How to update scopes and then allow user to re-auth?
derrickrc opened this issue · 3 comments
I am developing a Shopify app in Rails that was created using shopify-app-cli. When I built the app I initially set the scope as read_products, but now I realize I need additional scopes.
At first when I just tried to manually generate a new permission URL for my development store with the additional scopes, it gave me issue 49 error. I then updated config.scope in shopify_app.rb to reflect my new scopes and then restarted my ngrok tunnel, but now I am getting a CSRF error (see below). I imagine this is due to a lack of state parameter or not using the correct one.
How do I resolve this without having to recreate a brand new app from scratch with the correct permissions? Thank you.
If you add a new scope to you config, I believe you should just be able to redirect the user to /login?shop=shopdomain.myshopify.com and it will handle the routing for you
Thanks @tanema it looks like it worked. I also tried the same thing yesterday withauth/shopify/ per the readme. I wasn't sure if that's what did it, or using login but I seem to have the extra scopes now. In both cases I didn't see the Shopify auth screen again (it just directed me straight to my app) since my guess is I already authorized the scopes when I attempted to re-auth using a manually created permission URL (and subsequently received errors), but either way I think I'm set now. Thank you.
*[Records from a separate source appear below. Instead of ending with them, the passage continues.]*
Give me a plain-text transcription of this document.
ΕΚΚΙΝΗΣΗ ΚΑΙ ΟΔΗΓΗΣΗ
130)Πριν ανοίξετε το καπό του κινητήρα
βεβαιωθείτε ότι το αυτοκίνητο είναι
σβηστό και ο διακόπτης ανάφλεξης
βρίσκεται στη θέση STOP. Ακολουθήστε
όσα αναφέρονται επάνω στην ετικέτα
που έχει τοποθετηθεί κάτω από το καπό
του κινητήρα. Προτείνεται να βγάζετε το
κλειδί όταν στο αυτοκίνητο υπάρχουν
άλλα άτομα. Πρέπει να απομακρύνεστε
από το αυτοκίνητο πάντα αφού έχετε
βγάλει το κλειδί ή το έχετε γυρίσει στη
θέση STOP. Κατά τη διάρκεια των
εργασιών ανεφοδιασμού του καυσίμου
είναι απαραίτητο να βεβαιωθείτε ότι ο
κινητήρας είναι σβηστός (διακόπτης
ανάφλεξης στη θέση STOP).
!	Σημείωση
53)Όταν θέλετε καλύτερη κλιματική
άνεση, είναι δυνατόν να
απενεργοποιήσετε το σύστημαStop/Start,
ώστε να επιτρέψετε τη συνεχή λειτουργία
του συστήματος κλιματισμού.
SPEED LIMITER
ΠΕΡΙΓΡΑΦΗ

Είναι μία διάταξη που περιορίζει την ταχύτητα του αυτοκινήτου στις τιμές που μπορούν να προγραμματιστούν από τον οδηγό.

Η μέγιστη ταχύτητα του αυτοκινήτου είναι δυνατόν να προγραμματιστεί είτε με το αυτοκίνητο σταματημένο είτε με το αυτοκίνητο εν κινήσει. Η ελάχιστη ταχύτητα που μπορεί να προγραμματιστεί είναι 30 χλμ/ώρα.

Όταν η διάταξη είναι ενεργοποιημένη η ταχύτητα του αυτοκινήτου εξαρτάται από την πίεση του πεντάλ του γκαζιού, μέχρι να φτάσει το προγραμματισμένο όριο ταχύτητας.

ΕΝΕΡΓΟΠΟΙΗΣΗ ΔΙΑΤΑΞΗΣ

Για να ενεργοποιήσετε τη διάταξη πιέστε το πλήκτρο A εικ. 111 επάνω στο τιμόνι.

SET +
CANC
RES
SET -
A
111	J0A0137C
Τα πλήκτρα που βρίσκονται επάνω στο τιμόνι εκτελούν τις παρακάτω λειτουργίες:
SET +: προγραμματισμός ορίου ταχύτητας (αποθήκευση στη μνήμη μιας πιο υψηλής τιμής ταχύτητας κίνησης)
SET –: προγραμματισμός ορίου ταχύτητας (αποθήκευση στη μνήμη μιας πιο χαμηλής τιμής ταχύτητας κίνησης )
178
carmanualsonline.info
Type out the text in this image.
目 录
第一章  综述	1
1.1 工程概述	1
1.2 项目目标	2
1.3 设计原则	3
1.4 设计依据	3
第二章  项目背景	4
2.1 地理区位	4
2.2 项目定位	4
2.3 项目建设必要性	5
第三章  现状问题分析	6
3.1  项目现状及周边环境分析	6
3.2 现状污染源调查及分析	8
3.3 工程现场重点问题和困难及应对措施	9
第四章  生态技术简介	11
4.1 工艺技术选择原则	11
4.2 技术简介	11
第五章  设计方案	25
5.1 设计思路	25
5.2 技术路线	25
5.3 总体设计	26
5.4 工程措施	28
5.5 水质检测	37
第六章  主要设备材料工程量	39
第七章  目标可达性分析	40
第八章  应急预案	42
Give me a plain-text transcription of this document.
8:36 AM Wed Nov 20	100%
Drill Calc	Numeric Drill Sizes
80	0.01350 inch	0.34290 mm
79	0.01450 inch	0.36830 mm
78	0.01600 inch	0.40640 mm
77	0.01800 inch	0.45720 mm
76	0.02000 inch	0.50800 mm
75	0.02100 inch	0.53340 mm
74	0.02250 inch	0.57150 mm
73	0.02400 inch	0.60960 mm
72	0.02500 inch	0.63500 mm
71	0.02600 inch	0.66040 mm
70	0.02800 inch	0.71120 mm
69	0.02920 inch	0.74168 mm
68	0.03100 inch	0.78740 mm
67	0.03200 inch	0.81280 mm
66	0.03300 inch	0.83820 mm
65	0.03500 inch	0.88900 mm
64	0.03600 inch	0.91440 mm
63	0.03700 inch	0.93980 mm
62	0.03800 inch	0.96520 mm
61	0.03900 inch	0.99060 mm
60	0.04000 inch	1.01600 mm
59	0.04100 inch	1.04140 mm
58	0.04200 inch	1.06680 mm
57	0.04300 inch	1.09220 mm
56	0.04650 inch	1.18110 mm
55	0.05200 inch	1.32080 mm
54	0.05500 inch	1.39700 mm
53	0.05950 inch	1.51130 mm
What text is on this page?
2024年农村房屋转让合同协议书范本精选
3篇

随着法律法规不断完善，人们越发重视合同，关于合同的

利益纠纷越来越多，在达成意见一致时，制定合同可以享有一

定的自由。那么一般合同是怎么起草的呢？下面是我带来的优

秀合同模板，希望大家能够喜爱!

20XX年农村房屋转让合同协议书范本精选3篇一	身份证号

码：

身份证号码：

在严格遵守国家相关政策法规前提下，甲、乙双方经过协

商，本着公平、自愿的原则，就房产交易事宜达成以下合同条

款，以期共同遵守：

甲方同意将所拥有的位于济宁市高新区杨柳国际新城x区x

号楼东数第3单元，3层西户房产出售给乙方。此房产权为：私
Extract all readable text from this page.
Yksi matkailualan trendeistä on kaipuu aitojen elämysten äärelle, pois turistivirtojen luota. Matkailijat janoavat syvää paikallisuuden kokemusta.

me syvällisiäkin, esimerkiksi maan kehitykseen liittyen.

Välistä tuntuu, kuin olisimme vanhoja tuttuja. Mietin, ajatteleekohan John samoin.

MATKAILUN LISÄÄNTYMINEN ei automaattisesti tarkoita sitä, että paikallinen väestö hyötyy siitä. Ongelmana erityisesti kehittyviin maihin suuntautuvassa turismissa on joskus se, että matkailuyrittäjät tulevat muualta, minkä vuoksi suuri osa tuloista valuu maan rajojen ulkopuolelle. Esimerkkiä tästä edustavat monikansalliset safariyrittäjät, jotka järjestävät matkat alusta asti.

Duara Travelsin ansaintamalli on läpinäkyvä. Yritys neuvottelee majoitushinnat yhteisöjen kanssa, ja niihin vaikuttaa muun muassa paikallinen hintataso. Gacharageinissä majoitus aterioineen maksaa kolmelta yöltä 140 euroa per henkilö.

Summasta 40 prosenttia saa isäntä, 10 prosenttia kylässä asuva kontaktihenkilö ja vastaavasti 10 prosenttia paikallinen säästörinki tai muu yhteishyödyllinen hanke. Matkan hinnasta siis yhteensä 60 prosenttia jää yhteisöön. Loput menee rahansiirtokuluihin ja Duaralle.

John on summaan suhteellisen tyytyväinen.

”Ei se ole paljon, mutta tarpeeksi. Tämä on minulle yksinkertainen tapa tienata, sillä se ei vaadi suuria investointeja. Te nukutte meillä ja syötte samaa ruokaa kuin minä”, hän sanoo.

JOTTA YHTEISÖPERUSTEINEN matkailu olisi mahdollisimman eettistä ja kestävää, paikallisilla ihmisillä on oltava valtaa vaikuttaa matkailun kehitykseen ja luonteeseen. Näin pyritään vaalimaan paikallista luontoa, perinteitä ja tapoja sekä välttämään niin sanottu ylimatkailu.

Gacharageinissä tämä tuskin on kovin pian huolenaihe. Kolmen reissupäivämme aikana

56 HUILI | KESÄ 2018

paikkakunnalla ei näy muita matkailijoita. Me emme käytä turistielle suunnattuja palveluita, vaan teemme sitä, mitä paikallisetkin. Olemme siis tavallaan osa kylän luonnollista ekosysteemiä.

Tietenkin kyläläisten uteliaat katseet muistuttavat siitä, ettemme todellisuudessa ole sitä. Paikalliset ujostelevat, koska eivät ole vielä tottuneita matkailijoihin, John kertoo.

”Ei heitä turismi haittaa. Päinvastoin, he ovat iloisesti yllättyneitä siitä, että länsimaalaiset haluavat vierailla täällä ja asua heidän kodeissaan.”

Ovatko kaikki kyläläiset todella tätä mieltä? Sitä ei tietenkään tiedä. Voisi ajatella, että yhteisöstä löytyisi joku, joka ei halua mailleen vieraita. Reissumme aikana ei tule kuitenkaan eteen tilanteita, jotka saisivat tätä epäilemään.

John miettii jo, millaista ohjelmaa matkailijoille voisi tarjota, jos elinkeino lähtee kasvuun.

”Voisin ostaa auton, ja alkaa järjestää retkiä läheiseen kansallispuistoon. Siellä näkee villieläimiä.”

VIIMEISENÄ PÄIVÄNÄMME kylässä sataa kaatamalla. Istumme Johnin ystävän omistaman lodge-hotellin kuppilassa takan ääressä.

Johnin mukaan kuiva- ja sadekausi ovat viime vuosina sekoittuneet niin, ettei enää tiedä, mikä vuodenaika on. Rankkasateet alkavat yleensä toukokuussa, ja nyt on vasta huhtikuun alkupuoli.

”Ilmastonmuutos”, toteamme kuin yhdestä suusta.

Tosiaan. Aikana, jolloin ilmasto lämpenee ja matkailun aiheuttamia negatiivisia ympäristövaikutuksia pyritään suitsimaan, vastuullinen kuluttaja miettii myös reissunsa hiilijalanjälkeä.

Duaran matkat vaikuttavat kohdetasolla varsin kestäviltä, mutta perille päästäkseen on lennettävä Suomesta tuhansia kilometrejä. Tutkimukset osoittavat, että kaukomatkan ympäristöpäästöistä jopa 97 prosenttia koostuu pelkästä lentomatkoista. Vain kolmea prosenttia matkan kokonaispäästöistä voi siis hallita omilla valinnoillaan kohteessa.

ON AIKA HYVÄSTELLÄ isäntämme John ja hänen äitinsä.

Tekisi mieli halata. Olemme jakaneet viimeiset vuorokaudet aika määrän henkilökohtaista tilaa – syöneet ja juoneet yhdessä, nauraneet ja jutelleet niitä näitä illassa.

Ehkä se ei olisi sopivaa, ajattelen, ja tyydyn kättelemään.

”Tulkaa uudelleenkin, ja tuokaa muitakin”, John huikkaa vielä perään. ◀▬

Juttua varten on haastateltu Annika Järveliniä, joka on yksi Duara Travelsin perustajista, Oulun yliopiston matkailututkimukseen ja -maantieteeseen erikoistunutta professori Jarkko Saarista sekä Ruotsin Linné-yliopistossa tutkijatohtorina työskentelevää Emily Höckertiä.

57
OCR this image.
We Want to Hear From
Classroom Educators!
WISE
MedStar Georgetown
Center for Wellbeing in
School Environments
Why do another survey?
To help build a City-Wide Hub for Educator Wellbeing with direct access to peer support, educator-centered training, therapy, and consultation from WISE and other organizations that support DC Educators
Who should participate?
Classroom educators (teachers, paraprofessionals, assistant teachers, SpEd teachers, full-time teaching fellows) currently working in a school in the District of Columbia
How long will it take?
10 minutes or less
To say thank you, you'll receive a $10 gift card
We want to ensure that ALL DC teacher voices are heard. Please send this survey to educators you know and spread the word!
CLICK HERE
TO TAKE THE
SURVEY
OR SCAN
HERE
Since this is the first result on searching for this one, I would like to add something.
To actually reinstall the app you should redirect to /users/auth/shopify?shop=shopdomain.myshopify.com the /login?shop=shopdomain.myshopify.com actually redirects to the page where users can insert their domain and them reinstall.
There isn't much difference in these 2 process but the one I used seems to add less friction to end user.